Le développement rapide du variant Delta au sein des pays développés, son impact possible sur l’économie mondiale et la hausse continue de l’inflation ont inquiété les marchés financiers en juin dernier. Après avoir touché un point haut le 18 juin, l’indice CAC40 a consolidé progressivement : les investisseurs prenant leurs gains en attendant des nouvelles plus favorables. Un point bas fut atteint le 19 juillet. Une consolidation baissière assez sensible d’environ 6,5% a donc renvoyé l’indice parisien sur les cotations des mois d’avril et mai dernier, avant de se reprendre fin juillet grâce à la microéconomie. Les publications du second trimestre (T2 2021) des entreprises furent comme attendues excellentes (phase forte de reprise après l’année 2020).

Le CAC40 devrait latéraliser à présent au sein d’une large bande, entre support (ligne verte) et résistance (ligne rouge) à la recherche d’un second souffle. Le débordement des 6687 points serait un signal positif pour une poursuite de la tendance haussière.

CAC40 - Bougies "jour" - 31 juillet 2021
  • CAC 40 :          + 1,6%
  • Euro Stoxx 50 : + 0,6%
  • DOW Jones :     + 1,3%
  • SP 500 :            + 2,2%
  • Nasdaq :            + 2,8%
  • Hang Seng :      – 9,9%
  • Nikkei :              – 5,2%
  • Or (gold) :          + 2,5%

A l’exception des indices asiatiques, les marchés financiers se sont rapidement repris fin juillet. Les très bons résultats des sociétés, tant en Europe qu’aux Etats-Unis, souvent très au-dessus des attentes, ont rassuré les investisseurs tant sur les valorisations élevées du marché actuel que sur les perspectives des entreprises.
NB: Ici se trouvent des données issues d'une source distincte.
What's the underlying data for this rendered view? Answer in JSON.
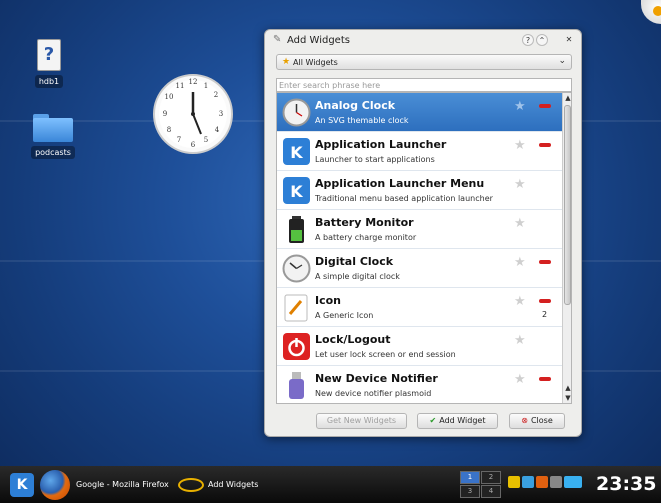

Mais ces annonces n’ont eu qu’un effet limité dans le temps. L’actualité macro-économique du mois a tempéré l’enthousiasme des marchés. Aux Etats Unis :

  • Si le PIB trimestriel T2 croît de 6,5% après une hausse de 6,4% au trimestre précédent, ce chiffre reste décevant car bien en-deçà des attentes des analystes (8,5%). La croissance a été principalement tirée par l’augmentation des dépenses de consommation personnelle (+11,8 %), à savoir les services et les biens non durables. Les Américains vaccinés voyagent et s’adonnent à des activités qui étaient auparavant limitées.
  • Par ailleurs, l’indice des prix à la consommation progresse de 6,4%, au-dessus des attentes. Mercredi dernier, le comité de la Fed n’a fait que confirmer son diagnostic d’une économie solide mais qui a encore du chemin à faire pour parvenir au plein emploi. L’objectif reste bien de réduire le soutien monétaire dès que possible mais le moment n’est pas encore venu. La Fed annonçait ainsi qu’elle maintiendrait ses taux bas, même dans le cas où l’inflation serait plus forte et plus durable que prévue…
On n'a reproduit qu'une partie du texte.